You should first write and test your query in the
adh project of the Ads Data Hub sandbox for advertisers or the Ads Data Hub sandbox for vendors. If it is error free, you are ready to run your query against real data.
Create, and edit queries
- Go to the Ads Data Hub interface.
- Navigate to My Queries.
- Click + Create New Query.
- Give your query a name.
- Write BigQuery compatible SQL arguments.
- Click on a listed query to edit or view its arguments.
- Reviewing a query's arguments is the best way to determine its functionality.
- Some queries are system default and not editable.
Row merge configuration
Data that doesn't meet Ads Data Hub privacy restrictions is dropped from the results of a given query. You can configure a row merge to sum usable data columns from dropped rows into a single row. This can help prevent discrepancies in your data totals. For example, a total impression or total click count.
- To sum numeric data click + New Merge Column then Sum from the drop down.
- The numeric data from the column you sum will be retained from any dropped rows and aggregated into a single row.
- To set the data value of a column to a constant click + New Merge Column then Constant from the drop down. Your constant must be a valid data type for your chosen row.

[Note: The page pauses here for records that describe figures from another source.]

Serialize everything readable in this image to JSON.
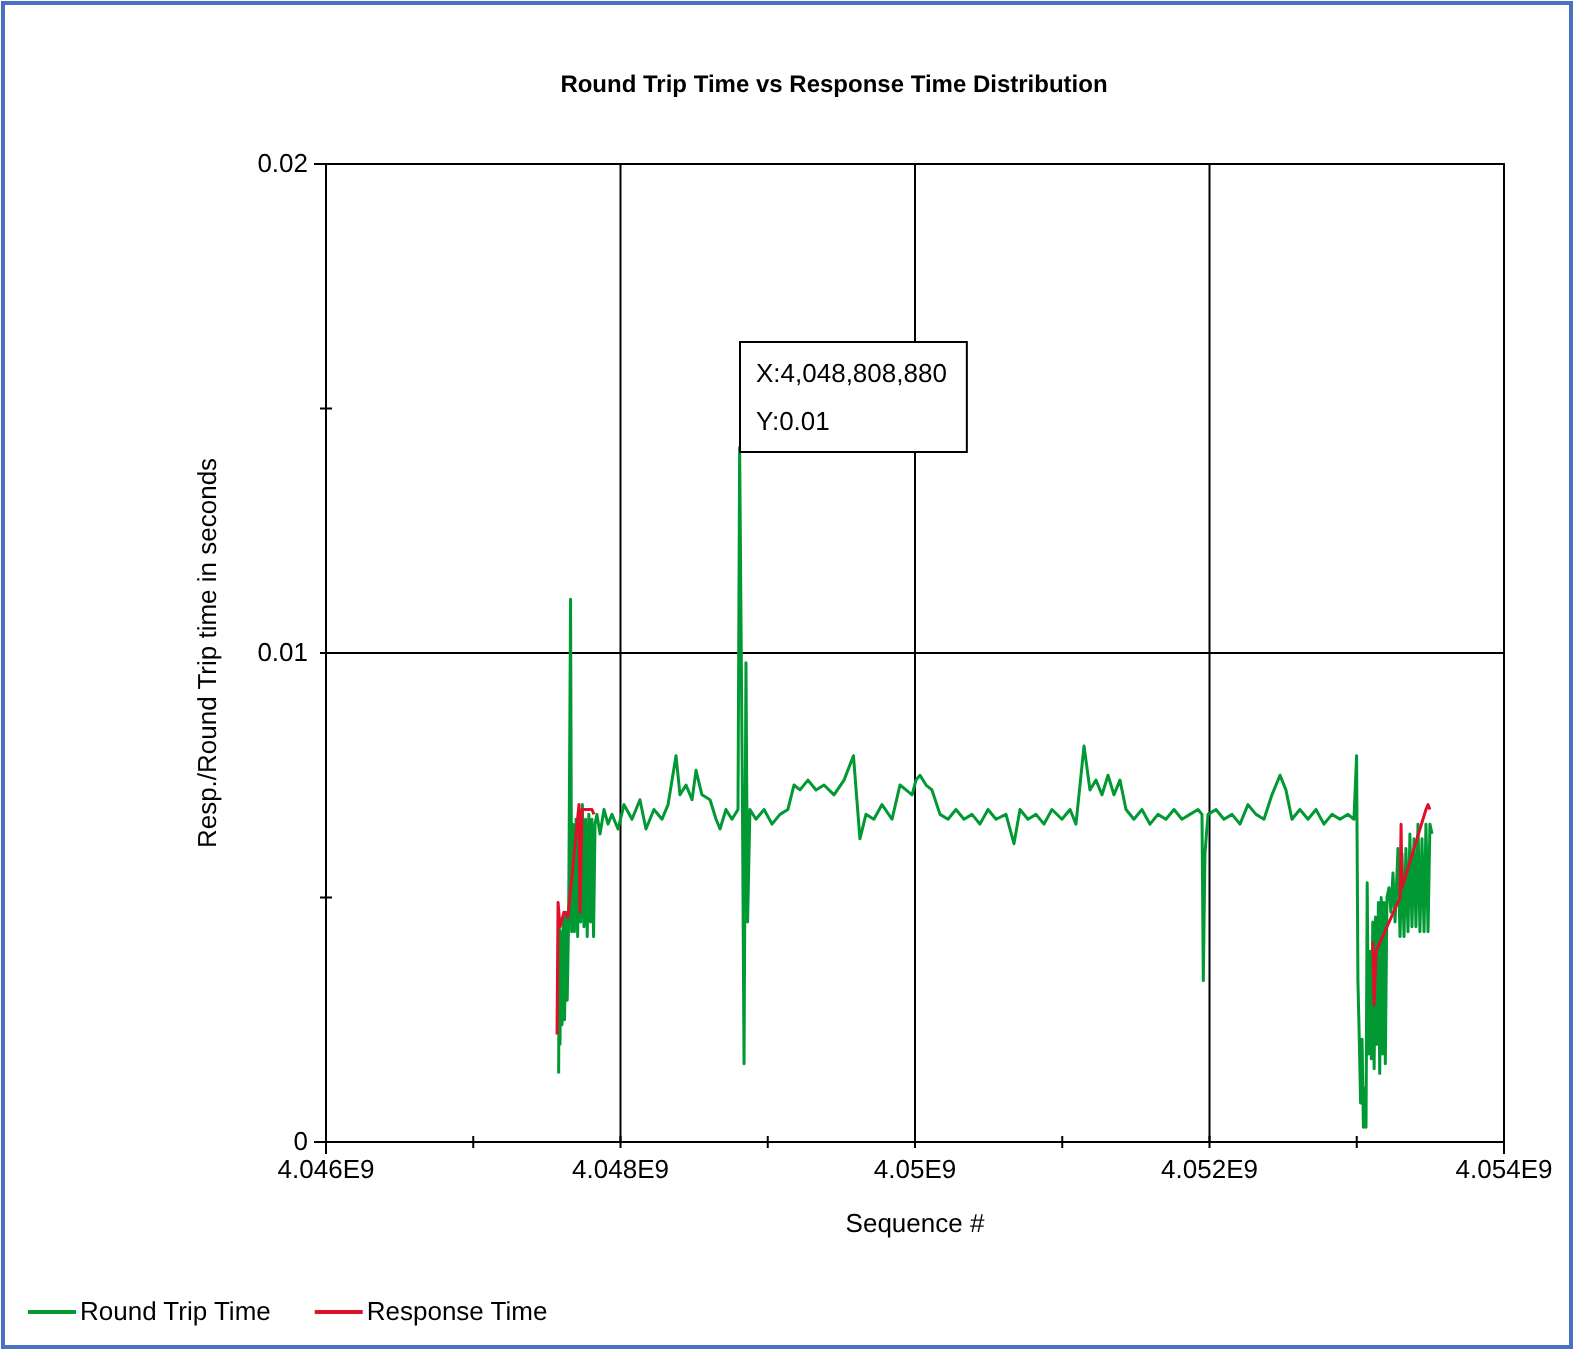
{
  "chart_data": {
    "type": "line",
    "title": "Round Trip Time vs Response Time Distribution",
    "xlabel": "Sequence #",
    "ylabel": "Resp./Round Trip time in seconds",
    "xlim": [
      4046000000,
      4054000000
    ],
    "xticks": [
      {
        "value": 4046000000,
        "label": "4.046E9"
      },
      {
        "value": 4047000000,
        "label": null
      },
      {
        "value": 4048000000,
        "label": "4.048E9"
      },
      {
        "value": 4049000000,
        "label": null
      },
      {
        "value": 4050000000,
        "label": "4.05E9"
      },
      {
        "value": 4051000000,
        "label": null
      },
      {
        "value": 4052000000,
        "label": "4.052E9"
      },
      {
        "value": 4053000000,
        "label": null
      },
      {
        "value": 4054000000,
        "label": "4.054E9"
      }
    ],
    "ylim": [
      0,
      0.02
    ],
    "yticks": [
      0,
      {
        "value": 0.005,
        "label": null
      },
      0.01,
      {
        "value": 0.015,
        "label": null
      },
      0.02
    ],
    "grid": true,
    "legend": "bottom left",
    "annotations": [
      "X:4,048,808,880\nY:0.01"
    ],
    "series": [
      {
        "name": "Round Trip Time",
        "color": "#009933",
        "x": [
          4047580000,
          4047584000,
          4047589000,
          4047596000,
          4047603000,
          4047611000,
          4047620000,
          4047630000,
          4047638000,
          4047648000,
          4047661000,
          4047668000,
          4047677000,
          4047687000,
          4047698000,
          4047709000,
          4047720000,
          4047730000,
          4047741000,
          4047752000,
          4047763000,
          4047774000,
          4047785000,
          4047796000,
          4047806000,
          4047817000,
          4047827000,
          4047840000,
          4047861000,
          4047888000,
          4047915000,
          4047942000,
          4047983000,
          4048024000,
          4048078000,
          4048132000,
          4048173000,
          4048227000,
          4048282000,
          4048323000,
          4048377000,
          4048404000,
          4048445000,
          4048486000,
          4048513000,
          4048553000,
          4048608000,
          4048649000,
          4048676000,
          4048716000,
          4048757000,
          4048798000,
          4048809000,
          4048828000,
          4048839000,
          4048852000,
          4048863000,
          4048879000,
          4048920000,
          4048975000,
          4049029000,
          4049083000,
          4049137000,
          4049178000,
          4049219000,
          4049273000,
          4049328000,
          4049382000,
          4049450000,
          4049518000,
          4049582000,
          4049626000,
          4049667000,
          4049721000,
          4049776000,
          4049844000,
          4049898000,
          4049939000,
          4049980000,
          4050007000,
          4050034000,
          4050075000,
          4050115000,
          4050170000,
          4050224000,
          4050278000,
          4050333000,
          4050387000,
          4050441000,
          4050496000,
          4050550000,
          4050618000,
          4050672000,
          4050713000,
          4050767000,
          4050822000,
          4050876000,
          4050930000,
          4050998000,
          4051053000,
          4051093000,
          4051148000,
          4051188000,
          4051229000,
          4051270000,
          4051311000,
          4051351000,
          4051392000,
          4051433000,
          4051487000,
          4051541000,
          4051596000,
          4051650000,
          4051704000,
          4051759000,
          4051813000,
          4051867000,
          4051922000,
          4051949000,
          4051958000,
          4051969000,
          4051990000,
          4052044000,
          4052098000,
          4052153000,
          4052207000,
          4052261000,
          4052316000,
          4052370000,
          4052424000,
          4052479000,
          4052519000,
          4052560000,
          4052614000,
          4052669000,
          4052723000,
          4052777000,
          4052832000,
          4052886000,
          4052940000,
          4052981000,
          4052999000,
          4053008000,
          4053018000,
          4053026000,
          4053036000,
          4053045000,
          4053053000,
          4053063000,
          4053071000,
          4053080000,
          4053090000,
          4053099000,
          4053109000,
          4053118000,
          4053128000,
          4053137000,
          4053147000,
          4053156000,
          4053166000,
          4053175000,
          4053185000,
          4053194000,
          4053205000,
          4053219000,
          4053232000,
          4053246000,
          4053260000,
          4053280000,
          4053294000,
          4053307000,
          4053321000,
          4053334000,
          4053348000,
          4053361000,
          4053375000,
          4053389000,
          4053402000,
          4053416000,
          4053429000,
          4053443000,
          4053457000,
          4053470000,
          4053484000,
          4053497000,
          4053511000
        ],
        "values": [
          0.0014,
          0.0045,
          0.002,
          0.0043,
          0.0024,
          0.0046,
          0.0025,
          0.0047,
          0.0029,
          0.0046,
          0.0111,
          0.0043,
          0.0065,
          0.0043,
          0.0066,
          0.0042,
          0.0067,
          0.0045,
          0.0069,
          0.0044,
          0.0066,
          0.0042,
          0.0067,
          0.0045,
          0.0066,
          0.0042,
          0.0065,
          0.0067,
          0.0063,
          0.0068,
          0.0065,
          0.0067,
          0.0064,
          0.0069,
          0.0066,
          0.007,
          0.0064,
          0.0068,
          0.0066,
          0.0069,
          0.0079,
          0.0071,
          0.0073,
          0.007,
          0.0076,
          0.0071,
          0.007,
          0.0066,
          0.0064,
          0.0068,
          0.0066,
          0.0068,
          0.0142,
          0.007,
          0.0016,
          0.0098,
          0.0045,
          0.0068,
          0.0066,
          0.0068,
          0.0065,
          0.0067,
          0.0068,
          0.0073,
          0.0072,
          0.0074,
          0.0072,
          0.0073,
          0.0071,
          0.0074,
          0.0079,
          0.0062,
          0.0067,
          0.0066,
          0.0069,
          0.0066,
          0.0073,
          0.0072,
          0.0071,
          0.0074,
          0.0075,
          0.0073,
          0.0072,
          0.0067,
          0.0066,
          0.0068,
          0.0066,
          0.0067,
          0.0065,
          0.0068,
          0.0066,
          0.0067,
          0.0061,
          0.0068,
          0.0066,
          0.0067,
          0.0065,
          0.0068,
          0.0066,
          0.0068,
          0.0065,
          0.0081,
          0.0072,
          0.0074,
          0.0071,
          0.0075,
          0.0071,
          0.0074,
          0.0068,
          0.0066,
          0.0068,
          0.0065,
          0.0067,
          0.0066,
          0.0068,
          0.0066,
          0.0067,
          0.0068,
          0.0067,
          0.0033,
          0.0059,
          0.0067,
          0.0068,
          0.0066,
          0.0067,
          0.0065,
          0.0069,
          0.0067,
          0.0066,
          0.0071,
          0.0075,
          0.0072,
          0.0066,
          0.0068,
          0.0066,
          0.0068,
          0.0065,
          0.0067,
          0.0066,
          0.0067,
          0.0066,
          0.0079,
          0.0033,
          0.002,
          0.0008,
          0.0021,
          0.0003,
          0.0011,
          0.0003,
          0.0053,
          0.0018,
          0.0039,
          0.0017,
          0.0045,
          0.0015,
          0.0046,
          0.002,
          0.0049,
          0.0014,
          0.005,
          0.0018,
          0.0049,
          0.0016,
          0.005,
          0.0052,
          0.0047,
          0.0055,
          0.0045,
          0.006,
          0.0042,
          0.0059,
          0.0042,
          0.006,
          0.0043,
          0.0063,
          0.0044,
          0.0062,
          0.0044,
          0.0065,
          0.0043,
          0.0062,
          0.0043,
          0.0065,
          0.0043,
          0.0065,
          0.0063
        ]
      },
      {
        "name": "Response Time",
        "color": "#e0102a",
        "x": [
          4047569000,
          4047576000,
          4047589000,
          4047616000,
          4047643000,
          4047718000,
          4047725000,
          4047739000,
          4047806000,
          4047820000,
          null,
          4053110000,
          4053117000,
          4053131000,
          4053294000,
          4053301000,
          4053307000,
          4053470000,
          4053484000,
          4053497000
        ],
        "values": [
          0.0022,
          0.0049,
          0.0044,
          0.0047,
          0.0046,
          0.0069,
          0.0047,
          0.0068,
          0.0068,
          0.0067,
          null,
          0.0041,
          0.0028,
          0.0039,
          0.005,
          0.0065,
          0.0052,
          0.0068,
          0.0069,
          0.0068
        ]
      }
    ]
  }
}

- The data from the column will be set to your constant for any dropped rows and aggregated into a single row. This is a useful way to merge string values, or to label a merge row.
Run queries with Ads Data hub
Before running a query, ensure that you've given the service account
dataEditor permission to the dataset that will contain the output of your joins.
- Navigate to My Jobs.
- Choose your customer name.
- Choose the query to run.
- To view each query's arguments navigate to My Queries, and then click on a query to view more details.
- Select the table where your query results should be saved.
- Enter start and end dates to determine the date range of your query.
Query best practices
- Referencing many ADH tables in a single query will increase memory usage, and may cause the query to fail.
- Querying large amounts of data, or over large date ranges, will increase memory usage, and may cause the query to fail.
- Don’t join ADH tables back to themselves. For example, using two WITH clauses to join the same ADH table to itself. Use an aggregate function like COUNTIF or a conditional expression like SUM (IF()) instead.
- Due to ADH privacy checks, more results are better than fewer. For example, use a Left Join instead of an Inner Join to join clicks or conversions to impressions. The Left Join will return more impressions results.